India was among Iran’s top oil buyers with imports of 23.5 million tonnes in 2018-19. With the US’s conditional waiver for Iranian oil imports to eight countries, including China and India, expiring on 2 May, India stopped all oil imports from the Persian Gulf nation. While sourcing crude from other suppliers is not an issue, the price at which it is bought will impact the Indian economy.
India wants predictable and affordable supply of energy, added S. Jaishankar and said, “We are in dialogue with all suppliers including Iran."
The statement comes in the backdrop of drone attacks on Saudi Aramco’s facilities causing the biggest ever disruption in oil suppliers, India is preparing to stem the impact of the price surge. Saudi Aramco has though assured India it would honour its supply contracts despite the production cuts.
Every dollar increase in the price of oil raises the import bill by Rs10,700 crore on an annualized basis. India spent $111.9 billion on oil imports in 2018-19. A record gain in crude oil prices could further aggravate India’s fiscal situation and make it tougher for the government and the central bank to effectively combat a slowdown in economic growth.
“The issue (Iran) that has come up is not of our making," Jaishankar said and added, “We have to see if the landscape changes."
The cost of the Indian basket of crude, which averaged $47.56 and $56.43 a barrel in FY17 and FY18, respectively, was $59.35 in August, according to data from the Petroleum Planning and Analysis Cell. The average price jumped to $65.11 a barrel on 16 September. The Indian basket of crude represents the average of Oman, Dubai and Brent Crude.
US secretary of state Michael Richard Pompeo has promised India of adequate crude oil supplies even as India, the world's third-largest oil importer, has been trying to buffer its consumers from the spike in global prices.
India had kept its option open to purchase oil from Iran, with then foreign minister late Sushma Swaraj informing her visiting Iranian counterpart, Javad Zarif, that New Delhi will take a decision after the national polls come to an end on 23 May.
Since India imports over 80% of its crude needs and 18% of natural gas, higher energy prices stoke inflation and hurt the country’s economic growth. In a first, Indian Oil Corp., the country’s largest refiner, has inked two term contracts totalling 4.6mt of US crude oil for 2019-20 from Norway’s Equinor ASA and Algeria’s state energy company Sonatrach. India is also sourcing liquified natural gas and oil from the US, with Indian firms investing $4 billion in US shale gas assets.

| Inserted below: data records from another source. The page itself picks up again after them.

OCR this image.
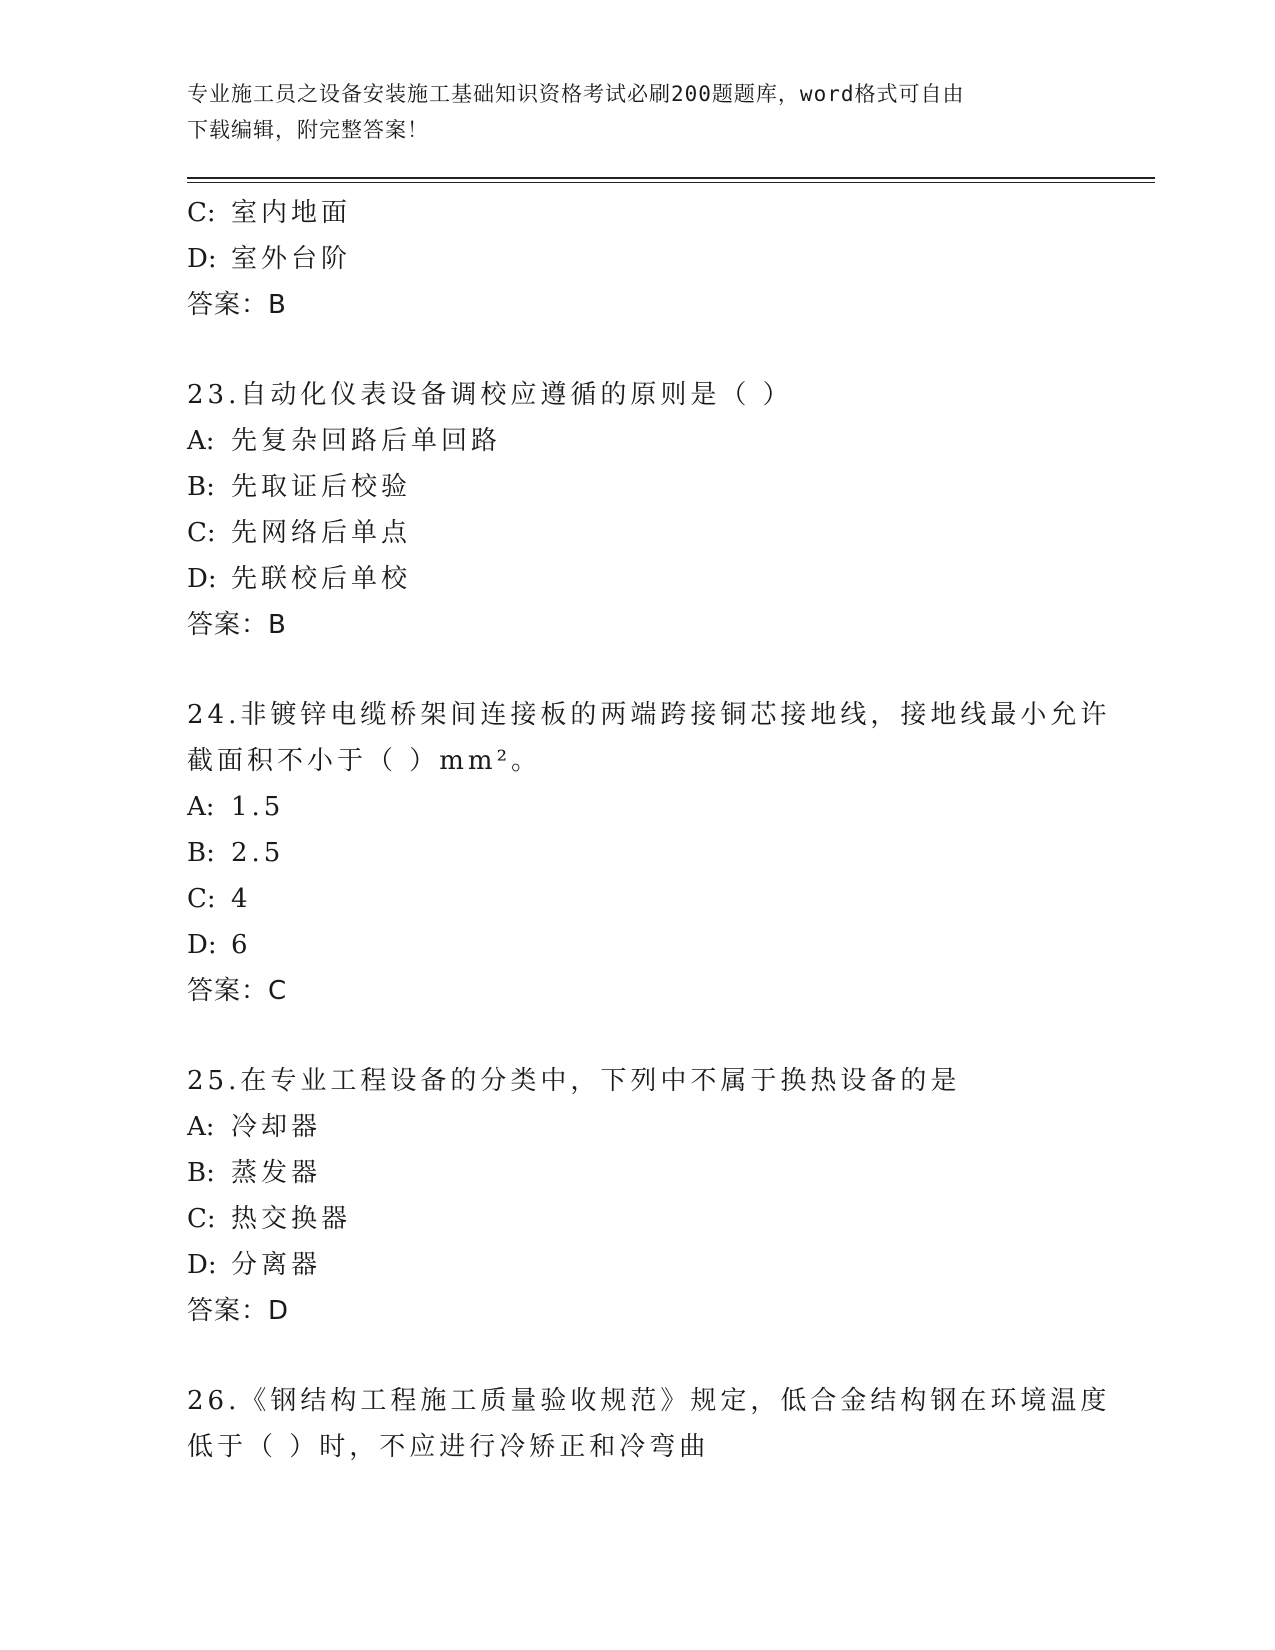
专业施工员之设备安装施工基础知识资格考试必刷200题题库，word格式可自由
下载编辑，附完整答案！
C: 室内地面
D: 室外台阶
答案：B
23.自动化仪表设备调校应遵循的原则是（ ）
A: 先复杂回路后单回路
B: 先取证后校验
C: 先网络后单点
D: 先联校后单校
答案：B
24.非镀锌电缆桥架间连接板的两端跨接铜芯接地线，接地线最小允许
截面积不小于（ ）mm²。
A: 1.5
B: 2.5
C: 4
D: 6
答案：C
25.在专业工程设备的分类中，下列中不属于换热设备的是
A: 冷却器
B: 蒸发器
C: 热交换器
D: 分离器
答案：D
26.《钢结构工程施工质量验收规范》规定，低合金结构钢在环境温度
低于（ ）时，不应进行冷矫正和冷弯曲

India has oil reserves equivalent to at least 75 days of net imports. This will increase further to 87 days once the second phase of Indian Strategic Petroleum Reserves, which aims to add 12 days of crude storage, is operational. This includes the refineries’ inbuilt capacity of 65 days.
The geopolitical event in Saudi Arabia has raised fears of a rise in fuel prices in India, which in turn may stir demand for return of state control on fuel pricing. The surge in oil prices comes at a time when the Narendra Modi government is trying to boost the economy after GDP growth slumped to the slowest in more than six years. An increase in inflation stoked by higher fuel prices will also leave less space for RBI to cut interest rates to combat the slowdown.